Acordo sobre a revisão do Pacto de Estabilidade e Crescimento

10.02.2024

O Parlamento Europeu, o Conselho da União Europeu e a Comissão Europeia chegaram a um acordo sobre a revisão do quadro de governação económica da UE, nomeadamente sobre as regras do Pacto de Estabilidade e Crescimento.

Foram precisas seis longas reuniões, incluindo uma maratona final de 16 horas, para ser alcançado um acordo que irá permitir aos Estados-membros maior capacidade orçamental para investirem em prioridades estratégicas como as transições climática e digital, a defesa e o Pilar Europeu dos Direitos Sociais. Para além de promoverem o investimento, as novas regras orçamentais serão mais flexíveis e terão em conta a situação de cada país. Estes poderão ter mais tempo para a concretização dos seus objetivos e poderão ser autorizados desvios aos planos nacionais que apresentam anualmente à Comissão Europeia.

Margarida Marques, co-relatora para a Revisão das Regras de Governação Económica, afirma:

"Conseguimos novas regras contra todos aqueles que não desejavam a mudança.
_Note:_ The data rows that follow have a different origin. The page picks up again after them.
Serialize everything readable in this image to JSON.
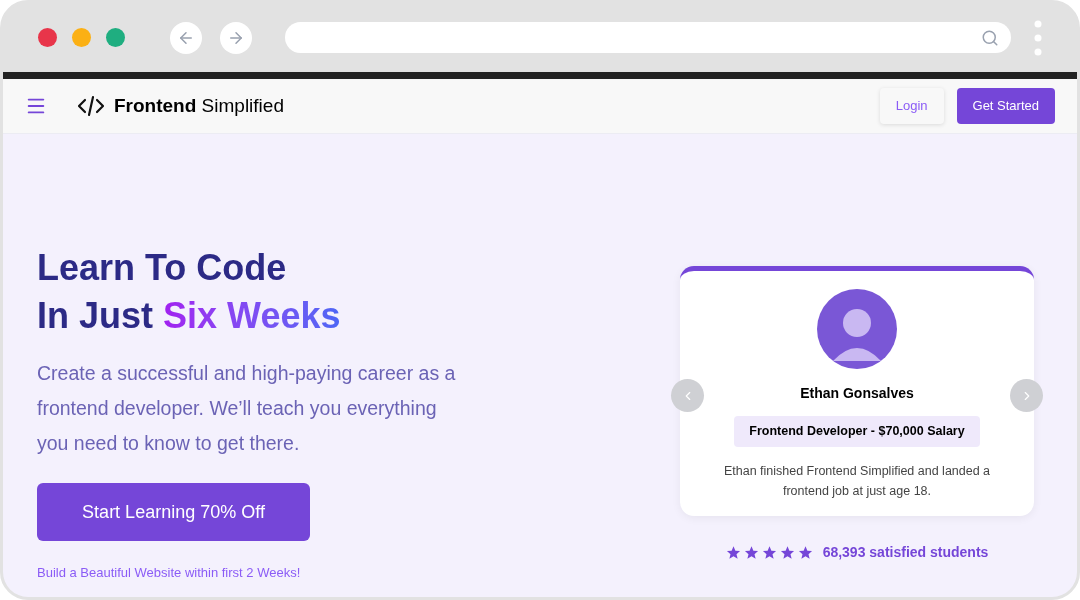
{
  "nav": {
    "brand": "**Frontend** Simplified",
    "login": "Login",
    "cta": "Get Started"
  },
  "hero": {
    "heading_line1": "Learn To Code",
    "heading_line2": "In Just ",
    "heading_highlight": "Six Weeks",
    "subtitle": "Create a successful and high-paying career as a frontend developer. We’ll teach you everything you need to know to get there.",
    "button": "Start Learning 70% Off",
    "note": "Build a Beautiful Website within first 2 Weeks!"
  },
  "testimonial": {
    "name": "Ethan Gonsalves",
    "role": "Frontend Developer - $70,000 Salary",
    "quote": "Ethan finished Frontend Simplified and landed a frontend job at just age 18."
  },
  "rating": {
    "stars": 5,
    "text": "68,393 satisfied students"
  }
}
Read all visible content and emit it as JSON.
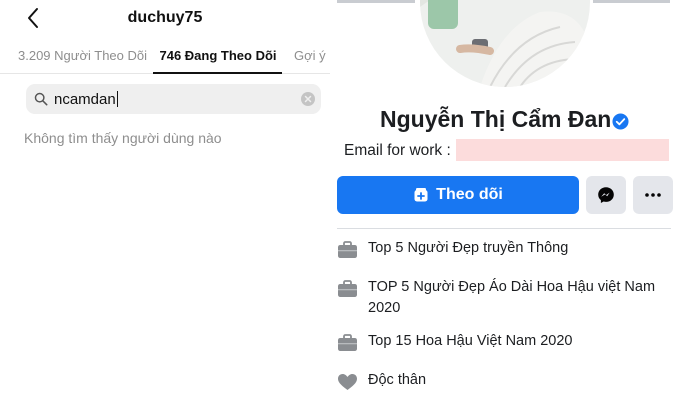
{
  "instagram": {
    "username": "duchuy75",
    "tabs": [
      {
        "label": "3.209 Người Theo Dõi",
        "active": false
      },
      {
        "label": "746 Đang Theo Dõi",
        "active": true
      },
      {
        "label": "Gợi ý",
        "active": false
      }
    ],
    "search": {
      "value": "ncamdan"
    },
    "empty_message": "Không tìm thấy người dùng nào"
  },
  "facebook": {
    "name": "Nguyễn Thị Cẩm Đan",
    "verified": true,
    "email_label": "Email for work :",
    "follow_label": "Theo dõi",
    "accent": "#1877f2",
    "info": [
      {
        "icon": "briefcase-icon",
        "text": "Top 5 Người Đẹp truyền Thông"
      },
      {
        "icon": "briefcase-icon",
        "text": "TOP 5 Người Đẹp Áo Dài Hoa Hậu việt Nam 2020"
      },
      {
        "icon": "briefcase-icon",
        "text": "Top 15 Hoa Hậu Việt Nam 2020"
      },
      {
        "icon": "heart-icon",
        "text": "Độc thân"
      }
    ]
  }
}
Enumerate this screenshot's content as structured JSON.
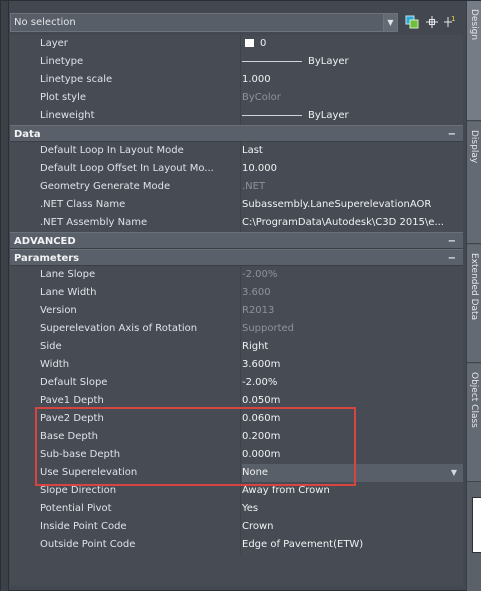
{
  "selector": {
    "value": "No selection"
  },
  "toolbar": {
    "icons": [
      "quick-select-icon",
      "select-objects-icon",
      "toggle-pickadd-icon"
    ]
  },
  "general": [
    {
      "label": "Layer",
      "value": "0",
      "kind": "layer"
    },
    {
      "label": "Linetype",
      "value": "ByLayer",
      "kind": "line"
    },
    {
      "label": "Linetype scale",
      "value": "1.000"
    },
    {
      "label": "Plot style",
      "value": "ByColor",
      "dim": true
    },
    {
      "label": "Lineweight",
      "value": "ByLayer",
      "kind": "line"
    }
  ],
  "sections": {
    "data": "Data",
    "advanced": "ADVANCED",
    "parameters": "Parameters",
    "collapse": "−"
  },
  "data_rows": [
    {
      "label": "Default Loop In Layout Mode",
      "value": "Last"
    },
    {
      "label": "Default Loop Offset In Layout Mo...",
      "value": "10.000"
    },
    {
      "label": "Geometry Generate Mode",
      "value": ".NET",
      "dim": true
    },
    {
      "label": ".NET Class Name",
      "value": "Subassembly.LaneSuperelevationAOR"
    },
    {
      "label": ".NET Assembly Name",
      "value": "C:\\ProgramData\\Autodesk\\C3D 2015\\e..."
    }
  ],
  "parameter_rows": [
    {
      "label": "Lane Slope",
      "value": "-2.00%",
      "dim": true
    },
    {
      "label": "Lane Width",
      "value": "3.600",
      "dim": true
    },
    {
      "label": "Version",
      "value": "R2013",
      "dim": true
    },
    {
      "label": "Superelevation Axis of Rotation",
      "value": "Supported",
      "dim": true
    },
    {
      "label": "Side",
      "value": "Right"
    },
    {
      "label": "Width",
      "value": "3.600m"
    },
    {
      "label": "Default Slope",
      "value": "-2.00%"
    },
    {
      "label": "Pave1 Depth",
      "value": "0.050m"
    },
    {
      "label": "Pave2 Depth",
      "value": "0.060m"
    },
    {
      "label": "Base Depth",
      "value": "0.200m"
    },
    {
      "label": "Sub-base Depth",
      "value": "0.000m"
    },
    {
      "label": "Use Superelevation",
      "value": "None",
      "kind": "drop"
    },
    {
      "label": "Slope Direction",
      "value": "Away from Crown"
    },
    {
      "label": "Potential Pivot",
      "value": "Yes"
    },
    {
      "label": "Inside Point Code",
      "value": "Crown"
    },
    {
      "label": "Outside Point Code",
      "value": "Edge of Pavement(ETW)"
    }
  ],
  "side_tabs": [
    "Design",
    "Display",
    "Extended Data",
    "Object Class"
  ],
  "colors": {
    "highlight": "#d8443f",
    "panel": "#474c54",
    "header": "#5a6069"
  }
}
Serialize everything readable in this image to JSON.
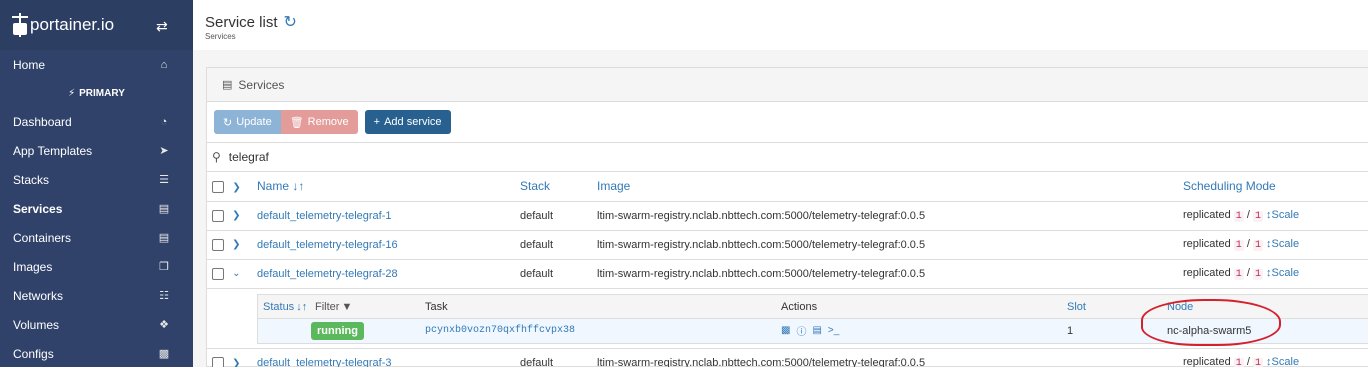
{
  "app": {
    "logo_text": "portainer.io"
  },
  "sidebar": {
    "home": "Home",
    "endpoint": "PRIMARY",
    "items": [
      {
        "label": "Dashboard",
        "icon": "tachometer-icon"
      },
      {
        "label": "App Templates",
        "icon": "rocket-icon"
      },
      {
        "label": "Stacks",
        "icon": "th-list-icon"
      },
      {
        "label": "Services",
        "icon": "list-alt-icon"
      },
      {
        "label": "Containers",
        "icon": "server-icon"
      },
      {
        "label": "Images",
        "icon": "clone-icon"
      },
      {
        "label": "Networks",
        "icon": "sitemap-icon"
      },
      {
        "label": "Volumes",
        "icon": "cubes-icon"
      },
      {
        "label": "Configs",
        "icon": "file-code-icon"
      }
    ]
  },
  "header": {
    "title": "Service list",
    "breadcrumb": "Services"
  },
  "panel": {
    "title": "Services",
    "update_label": "Update",
    "remove_label": "Remove",
    "add_label": "Add service",
    "search_value": "telegraf"
  },
  "table": {
    "headers": {
      "name": "Name",
      "stack": "Stack",
      "image": "Image",
      "scheduling": "Scheduling Mode"
    },
    "rows": [
      {
        "name": "default_telemetry-telegraf-1",
        "stack": "default",
        "image": "ltim-swarm-registry.nclab.nbttech.com:5000/telemetry-telegraf:0.0.5",
        "mode": "replicated",
        "running": "1",
        "sep": "/",
        "desired": "1",
        "scale": "Scale"
      },
      {
        "name": "default_telemetry-telegraf-16",
        "stack": "default",
        "image": "ltim-swarm-registry.nclab.nbttech.com:5000/telemetry-telegraf:0.0.5",
        "mode": "replicated",
        "running": "1",
        "sep": "/",
        "desired": "1",
        "scale": "Scale"
      },
      {
        "name": "default_telemetry-telegraf-28",
        "stack": "default",
        "image": "ltim-swarm-registry.nclab.nbttech.com:5000/telemetry-telegraf:0.0.5",
        "mode": "replicated",
        "running": "1",
        "sep": "/",
        "desired": "1",
        "scale": "Scale"
      },
      {
        "name": "default_telemetry-telegraf-3",
        "stack": "default",
        "image": "ltim-swarm-registry.nclab.nbttech.com:5000/telemetry-telegraf:0.0.5",
        "mode": "replicated",
        "running": "1",
        "sep": "/",
        "desired": "1",
        "scale": "Scale"
      }
    ]
  },
  "tasks": {
    "headers": {
      "status": "Status",
      "filter": "Filter",
      "task": "Task",
      "actions": "Actions",
      "slot": "Slot",
      "node": "Node"
    },
    "row": {
      "status": "running",
      "task": "pcynxb0vozn70qxfhffcvpx38",
      "slot": "1",
      "node": "nc-alpha-swarm5"
    }
  },
  "colors": {
    "sidebar": "#30426a",
    "primary": "#337ab7",
    "running": "#5cb85c",
    "annotation": "#d4212b"
  }
}
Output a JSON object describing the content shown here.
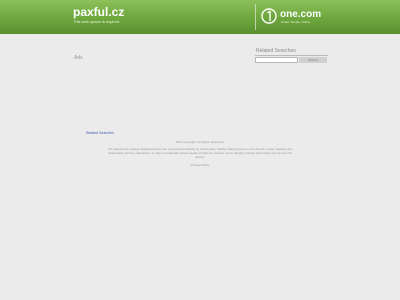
{
  "header": {
    "title": "paxful.cz",
    "subtitle": "This web space is expired."
  },
  "brand": {
    "name": "one.com",
    "tagline": "Smart. Simple. Online.",
    "icon": "one-com-logo-icon"
  },
  "main": {
    "ads_label": "Ads",
    "related_link": "Related Searches"
  },
  "sidebar": {
    "related_title": "Related Searches",
    "search_placeholder": "",
    "search_button": "Search"
  },
  "footer": {
    "copyright": "2013 Copyright. All Rights Reserved.",
    "disclaimer": "The Sponsored Listings displayed above are served automatically by a third party. Neither Parking host nor the domain owner maintain any relationship with the advertisers. In case of trademark issues please contact the domain owner directly (contact information can be found in whois).",
    "privacy": "Privacy Policy"
  },
  "colors": {
    "header_green": "#6da63d",
    "page_background": "#ebebeb",
    "link_blue": "#4060b0"
  }
}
Com este acordo estamos a dar um importante passo no caminho contra a austeridade. Não é o acordo que gostaríamos de ter, mas é um passo em frente para termos regras que são melhores do que as atuais, com mais flexibilidade, dando espaço para investimento em áreas estratégicas e com uma forte dimensão social."

O que muda?

  • Novas regras vão obrigar a que os planos nacionais que os Estados-membros apresentam anualmente à Comissão Europeia expliquem como vão concretizar as prioridades do social, clima, digital e defesa. Há uma forte dimensão social nas novas regras.
  • Haverá mais margem de manobra e tratamento prioritário para  investimentos em áreas estratégicas com o social, clima, digital e defesa.
  • Critérios mais favoráveis para pedir a extensão dos planos de 4 para 7 anos, suavizando o ajustamento orçamental e incentivando o investimento.
  • Os investimentos em áreas estratégicas são também agora fatores relevantes para evitar procedimentos por défices excessivos.  
  • O cofinanciamento dos Estados membros nos programas europeus será excluído como despesa, dando maior margem orçamental aos países.
  • Os Estados-membros podem debater com as instituições europeias as suas trajetórias, antes da apresentação dos planos nacionais. Os parlamentos nacionais e os parceiros sociais terão uma participação mais ativa na elaboração destes planos.

Outras informações:

As atuais regras de governação económica obrigam os Estados-membros a manter os défices orçamentais abaixo de 3% do Produto Interno Bruto e os níveis da dívida pública abaixo de 60% do PIB. Obrigam também os países a aderir Pacto de Estabilidade e Crescimento (PEC), através do qual se coordenam as políticas orçamentais e económicas nacionais na UE.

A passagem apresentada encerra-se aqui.